Sunday, November 27, 2016

November 25th – A Cool Day on Devil’s Island

Coming to Devil's Island was considered a fate worse than death for its inmates for the hundred years of its existence as a Penal Colony (up until as late as the 1950s). While, for modern tourists the place continues to be a bit of a struggle too, as its incredibly hot and humid climate, plus the rough conditions underfoot, mean that more than a couple of hours here begins to feel like 10 years hard labour.

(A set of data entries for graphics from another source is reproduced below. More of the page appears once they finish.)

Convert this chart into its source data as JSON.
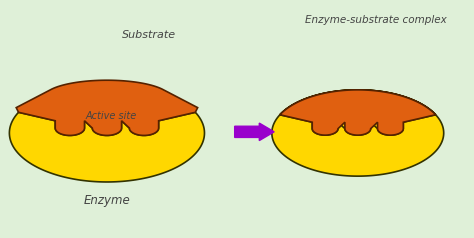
{
  "bg_color": "#dff0d8",
  "enzyme_color": "#FFD700",
  "enzyme_edge_color": "#333300",
  "substrate_color": "#E06010",
  "substrate_edge_color": "#552200",
  "arrow_color": "#9900CC",
  "text_color": "#444444",
  "label_substrate": "Substrate",
  "label_active_site": "Active site",
  "label_enzyme": "Enzyme",
  "label_complex": "Enzyme-substrate complex",
  "fig_width": 4.74,
  "fig_height": 2.38
}
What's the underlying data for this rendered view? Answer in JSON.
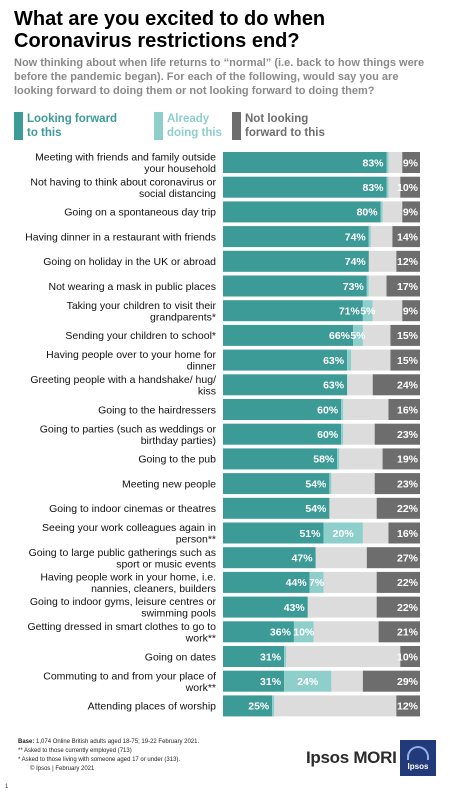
{
  "chart_data": {
    "type": "bar",
    "stacked": true,
    "orientation": "horizontal",
    "title": "What are you excited to do when Coronavirus restrictions end?",
    "subtitle": "Now thinking about when life returns to “normal” (i.e. back to how things were before the pandemic began). For each of the following, would say you are looking forward to doing them or not looking forward to doing them?",
    "legend_position": "top",
    "xlim": [
      0,
      100
    ],
    "categories": [
      "Meeting with friends and family outside your household",
      "Not having to think about coronavirus or social distancing",
      "Going on a spontaneous day trip",
      "Having dinner in a restaurant with friends",
      "Going on holiday in the UK or abroad",
      "Not wearing a mask in public places",
      "Taking your children to visit their grandparents*",
      "Sending your children to school*",
      "Having people over to your home for dinner",
      "Greeting people with a handshake/ hug/ kiss",
      "Going to the hairdressers",
      "Going to parties (such as weddings or birthday parties)",
      "Going to the pub",
      "Meeting new people",
      "Going to indoor cinemas or theatres",
      "Seeing your work colleagues again in person**",
      "Going to large public gatherings such as sport or music events",
      "Having people work in your home, i.e. nannies, cleaners, builders",
      "Going to indoor gyms, leisure centres or swimming pools",
      "Getting dressed in smart clothes to go to work**",
      "Going on dates",
      "Commuting to and from your place of work**",
      "Attending places of worship"
    ],
    "series": [
      {
        "name": "Looking forward to this",
        "color": "#3d9b97",
        "values": [
          83,
          83,
          80,
          74,
          74,
          73,
          71,
          66,
          63,
          63,
          60,
          60,
          58,
          54,
          54,
          51,
          47,
          44,
          43,
          36,
          31,
          31,
          25
        ]
      },
      {
        "name": "Already doing this",
        "color": "#8ecfcc",
        "values": [
          1,
          1,
          1,
          1,
          0,
          1,
          5,
          5,
          2,
          0,
          1,
          1,
          1,
          1,
          0,
          20,
          0,
          7,
          0,
          10,
          1,
          24,
          1
        ]
      },
      {
        "name": "Not looking forward to this",
        "color": "#6d6d6d",
        "values": [
          9,
          10,
          9,
          14,
          12,
          17,
          9,
          15,
          15,
          24,
          16,
          23,
          19,
          23,
          22,
          16,
          27,
          22,
          22,
          21,
          10,
          29,
          12
        ]
      }
    ],
    "remainder_color": "#dcdcdc",
    "data_labels": [
      [
        "83%",
        "",
        "9%"
      ],
      [
        "83%",
        "",
        "10%"
      ],
      [
        "80%",
        "",
        "9%"
      ],
      [
        "74%",
        "",
        "14%"
      ],
      [
        "74%",
        "",
        "12%"
      ],
      [
        "73%",
        "",
        "17%"
      ],
      [
        "71%",
        "5%",
        "9%"
      ],
      [
        "66%",
        "5%",
        "15%"
      ],
      [
        "63%",
        "",
        "15%"
      ],
      [
        "63%",
        "",
        "24%"
      ],
      [
        "60%",
        "",
        "16%"
      ],
      [
        "60%",
        "",
        "23%"
      ],
      [
        "58%",
        "",
        "19%"
      ],
      [
        "54%",
        "",
        "23%"
      ],
      [
        "54%",
        "",
        "22%"
      ],
      [
        "51%",
        "20%",
        "16%"
      ],
      [
        "47%",
        "",
        "27%"
      ],
      [
        "44%",
        "7%",
        "22%"
      ],
      [
        "43%",
        "",
        "22%"
      ],
      [
        "36%",
        "10%",
        "21%"
      ],
      [
        "31%",
        "",
        "10%"
      ],
      [
        "31%",
        "24%",
        "29%"
      ],
      [
        "25%",
        "",
        "12%"
      ]
    ]
  },
  "footer": {
    "base_label": "Base:",
    "base_text": "1,074 Online British adults aged 18-75; 19-22 February 2021.",
    "note1": "** Asked to those currently employed (713)",
    "note2": "* Asked to those living with someone aged 17 or under (313).",
    "copyright": "© Ipsos | February 2021",
    "page_number": "1"
  },
  "brand": {
    "name": "Ipsos MORI",
    "logo_text": "Ipsos"
  }
}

Actually, today was the most pleasant weather that I've ever experienced here. Normally it's like a furnace out there, but today was "only" 32 degrees C, and 90% humidity, which was like a walk in the park compared to the oven-like temperatures that I've endured before.

But, even with a breeze blowing, it was pretty sweaty out there. I've been here a couple of times recently, so I won't go into all the background now. If you want to read a couple of previous blogs on this Hell Hole, click on the below:

What struck me most about the Penal Colony this time, was just what an enormous effort had been put into creating something so brutal, such an incredibly long way from France. Even if they wanted to put a fair bit of distance between themselves and the criminals they wanted to put away, to choose somewhere as far away and as utterly inhospitable as Devil's Island seemed like overkill (quite literally, seeing as 50,000 out of its 70,000 inmates died here, never mind the inevitable casualties amongst the prison staff and their families).

But, I guess that putting criminals and enemies of the state out of sight and out of mind hasn't gone out of fashion – think Robben Island, Siberia or Guantanamo. However, no prison regime can have been as cruel or as deadly as Devil's Island. As ever, I was glad to escape.